= Mihaela Ifrim =

Romanian-American mathematician

Mihaela Ifrim is a Romanian and American mathematician specializing in the mathematical analysis of partial differential equations, including nonlinear dispersive equations and the equations used to model fluid dynamics and water waves. She is a professor of mathematics at the University of Wisconsin–Madison.

==Education and career==
Ifrim received a bachelor's degree in 2006, through the Faculty of Mathematics and Computer Science at the University of Bucharest. After a 2007 master's degree in the Institute of Mathematics of the Romanian Academy. she continued her studies at the University of California, Davis, completing her Ph.D. in 2012. Her dissertation, Normal Form Transformations for Quasilinear Wave Equations, was supervised by John Kelso Hunter.

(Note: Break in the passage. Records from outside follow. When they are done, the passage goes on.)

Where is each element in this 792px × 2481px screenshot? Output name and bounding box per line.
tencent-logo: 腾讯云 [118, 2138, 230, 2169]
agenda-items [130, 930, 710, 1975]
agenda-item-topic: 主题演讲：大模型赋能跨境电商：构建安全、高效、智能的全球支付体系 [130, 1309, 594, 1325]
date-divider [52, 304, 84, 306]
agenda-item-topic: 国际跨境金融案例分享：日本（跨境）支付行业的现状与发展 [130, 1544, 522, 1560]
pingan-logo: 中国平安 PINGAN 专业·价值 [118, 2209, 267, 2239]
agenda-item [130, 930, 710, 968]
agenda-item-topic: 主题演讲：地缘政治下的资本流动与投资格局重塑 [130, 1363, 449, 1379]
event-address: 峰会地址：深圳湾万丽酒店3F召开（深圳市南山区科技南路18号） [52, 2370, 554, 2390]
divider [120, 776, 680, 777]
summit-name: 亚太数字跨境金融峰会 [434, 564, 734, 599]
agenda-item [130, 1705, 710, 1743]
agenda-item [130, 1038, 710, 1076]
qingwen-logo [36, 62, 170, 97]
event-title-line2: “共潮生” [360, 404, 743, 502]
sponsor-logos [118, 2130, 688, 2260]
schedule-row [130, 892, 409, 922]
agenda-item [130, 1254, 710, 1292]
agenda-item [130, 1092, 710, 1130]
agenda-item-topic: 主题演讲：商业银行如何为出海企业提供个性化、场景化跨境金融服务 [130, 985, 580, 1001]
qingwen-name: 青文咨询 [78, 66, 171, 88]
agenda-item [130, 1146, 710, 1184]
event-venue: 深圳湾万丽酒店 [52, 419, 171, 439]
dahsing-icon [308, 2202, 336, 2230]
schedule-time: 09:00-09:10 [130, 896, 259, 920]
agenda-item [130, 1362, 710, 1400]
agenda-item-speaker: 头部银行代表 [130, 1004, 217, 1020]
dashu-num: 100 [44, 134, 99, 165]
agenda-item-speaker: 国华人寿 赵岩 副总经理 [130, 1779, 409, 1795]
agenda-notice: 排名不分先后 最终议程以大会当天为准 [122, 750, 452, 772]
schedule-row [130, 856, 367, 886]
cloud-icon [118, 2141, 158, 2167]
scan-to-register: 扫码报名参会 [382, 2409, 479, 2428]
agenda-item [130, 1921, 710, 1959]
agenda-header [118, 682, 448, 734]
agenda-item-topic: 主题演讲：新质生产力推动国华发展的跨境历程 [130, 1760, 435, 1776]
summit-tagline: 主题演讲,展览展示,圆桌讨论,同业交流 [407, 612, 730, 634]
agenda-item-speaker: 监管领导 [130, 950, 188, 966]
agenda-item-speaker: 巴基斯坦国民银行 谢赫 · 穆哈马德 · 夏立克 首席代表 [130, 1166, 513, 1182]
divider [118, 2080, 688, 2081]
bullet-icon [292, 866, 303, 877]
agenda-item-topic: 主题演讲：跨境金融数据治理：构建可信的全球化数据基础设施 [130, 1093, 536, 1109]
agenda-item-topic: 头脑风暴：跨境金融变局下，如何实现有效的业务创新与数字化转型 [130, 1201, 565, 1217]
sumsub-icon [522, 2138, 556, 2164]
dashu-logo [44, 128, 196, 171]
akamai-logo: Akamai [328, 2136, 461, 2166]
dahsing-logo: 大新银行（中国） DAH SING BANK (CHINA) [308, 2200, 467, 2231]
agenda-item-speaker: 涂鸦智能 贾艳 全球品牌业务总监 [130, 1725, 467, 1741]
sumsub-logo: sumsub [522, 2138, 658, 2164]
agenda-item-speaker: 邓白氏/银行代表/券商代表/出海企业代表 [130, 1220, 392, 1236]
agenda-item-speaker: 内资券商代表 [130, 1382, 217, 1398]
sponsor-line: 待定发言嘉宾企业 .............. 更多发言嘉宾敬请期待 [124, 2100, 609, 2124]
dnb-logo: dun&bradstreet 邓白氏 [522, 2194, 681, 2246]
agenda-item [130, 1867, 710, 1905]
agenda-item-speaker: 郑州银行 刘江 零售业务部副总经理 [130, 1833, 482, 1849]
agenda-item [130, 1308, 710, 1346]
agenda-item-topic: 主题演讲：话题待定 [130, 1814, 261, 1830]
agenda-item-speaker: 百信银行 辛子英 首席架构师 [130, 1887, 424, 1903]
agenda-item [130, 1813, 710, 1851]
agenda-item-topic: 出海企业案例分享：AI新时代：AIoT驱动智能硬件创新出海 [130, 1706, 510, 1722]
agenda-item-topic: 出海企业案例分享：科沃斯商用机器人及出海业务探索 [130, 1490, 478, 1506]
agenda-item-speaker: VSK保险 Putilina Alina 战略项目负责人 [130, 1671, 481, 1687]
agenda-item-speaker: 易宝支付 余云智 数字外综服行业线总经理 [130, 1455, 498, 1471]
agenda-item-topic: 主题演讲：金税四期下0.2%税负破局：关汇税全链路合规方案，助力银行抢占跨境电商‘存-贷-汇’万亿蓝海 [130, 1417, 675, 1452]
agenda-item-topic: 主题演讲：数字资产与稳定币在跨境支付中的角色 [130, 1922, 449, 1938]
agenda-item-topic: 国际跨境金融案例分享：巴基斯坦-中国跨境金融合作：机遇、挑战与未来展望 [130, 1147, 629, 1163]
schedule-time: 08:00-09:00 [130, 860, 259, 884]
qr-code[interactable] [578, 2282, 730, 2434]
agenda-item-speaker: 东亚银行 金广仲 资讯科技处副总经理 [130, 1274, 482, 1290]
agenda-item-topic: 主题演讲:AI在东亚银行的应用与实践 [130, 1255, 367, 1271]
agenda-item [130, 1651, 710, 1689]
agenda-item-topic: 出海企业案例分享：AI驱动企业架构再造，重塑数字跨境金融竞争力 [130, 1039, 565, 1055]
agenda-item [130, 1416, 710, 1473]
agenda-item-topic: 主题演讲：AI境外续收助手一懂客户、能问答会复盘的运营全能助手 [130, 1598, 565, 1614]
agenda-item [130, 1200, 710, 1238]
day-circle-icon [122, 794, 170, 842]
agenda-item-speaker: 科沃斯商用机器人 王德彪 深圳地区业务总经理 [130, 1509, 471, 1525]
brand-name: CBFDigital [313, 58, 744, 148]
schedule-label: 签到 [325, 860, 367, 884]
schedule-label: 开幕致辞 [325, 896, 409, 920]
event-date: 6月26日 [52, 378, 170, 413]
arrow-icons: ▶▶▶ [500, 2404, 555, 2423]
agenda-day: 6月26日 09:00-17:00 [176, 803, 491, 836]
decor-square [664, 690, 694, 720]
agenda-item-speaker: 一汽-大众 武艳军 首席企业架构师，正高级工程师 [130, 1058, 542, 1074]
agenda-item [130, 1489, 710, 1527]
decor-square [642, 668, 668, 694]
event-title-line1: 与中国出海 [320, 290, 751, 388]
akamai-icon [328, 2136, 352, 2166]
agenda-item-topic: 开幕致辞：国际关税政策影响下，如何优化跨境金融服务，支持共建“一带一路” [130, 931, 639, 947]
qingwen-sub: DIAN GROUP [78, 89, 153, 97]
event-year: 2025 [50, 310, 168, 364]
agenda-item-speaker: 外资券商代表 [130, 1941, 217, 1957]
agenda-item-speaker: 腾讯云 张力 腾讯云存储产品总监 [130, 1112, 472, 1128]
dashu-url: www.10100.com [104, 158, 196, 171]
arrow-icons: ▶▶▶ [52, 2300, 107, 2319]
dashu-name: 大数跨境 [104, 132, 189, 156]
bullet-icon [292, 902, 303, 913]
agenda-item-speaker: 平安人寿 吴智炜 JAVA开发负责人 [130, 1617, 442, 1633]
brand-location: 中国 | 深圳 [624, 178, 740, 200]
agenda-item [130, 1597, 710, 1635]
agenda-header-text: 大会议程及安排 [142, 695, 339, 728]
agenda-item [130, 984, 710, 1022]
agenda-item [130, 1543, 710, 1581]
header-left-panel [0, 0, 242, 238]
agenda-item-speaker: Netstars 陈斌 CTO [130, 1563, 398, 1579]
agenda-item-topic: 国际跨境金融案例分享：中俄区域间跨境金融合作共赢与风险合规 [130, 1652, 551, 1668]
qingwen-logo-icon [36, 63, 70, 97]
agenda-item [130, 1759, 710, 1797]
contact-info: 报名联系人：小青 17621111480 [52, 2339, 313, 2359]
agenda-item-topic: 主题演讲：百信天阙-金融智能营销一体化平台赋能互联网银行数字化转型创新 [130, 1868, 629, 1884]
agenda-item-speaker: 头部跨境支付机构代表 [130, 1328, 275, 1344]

She held a Canada Research Chair Postdoctoral Fellowship at McMaster University from 2012 to 2013, and was a Simons Postdoctoral Scholar at the University of California, Berkeley from 2014 to 2017. In 2017, she took an assistant professorship at the University of Wisconsin–Madison. She was promoted to associate professor in 2020 and to full professor in 2024. Her long-term collaboration with Daniel Tataru deserves special mention. From 2014 to 2025, according to MathSciNet, Ifrim authored 28 out of 31 scientific articles jointly with Tataru.

==Recognition==
Ifrim was a 2019 Sloan Research Fellow. In 2025, the University of Wisconsin–Madison named Ifrim as a Vilas Associate, recognizing her "new and ongoing research of the highest quality and significance".
She was a 2025 recipient of the Presidential Early Career Award for Scientists and Engineers.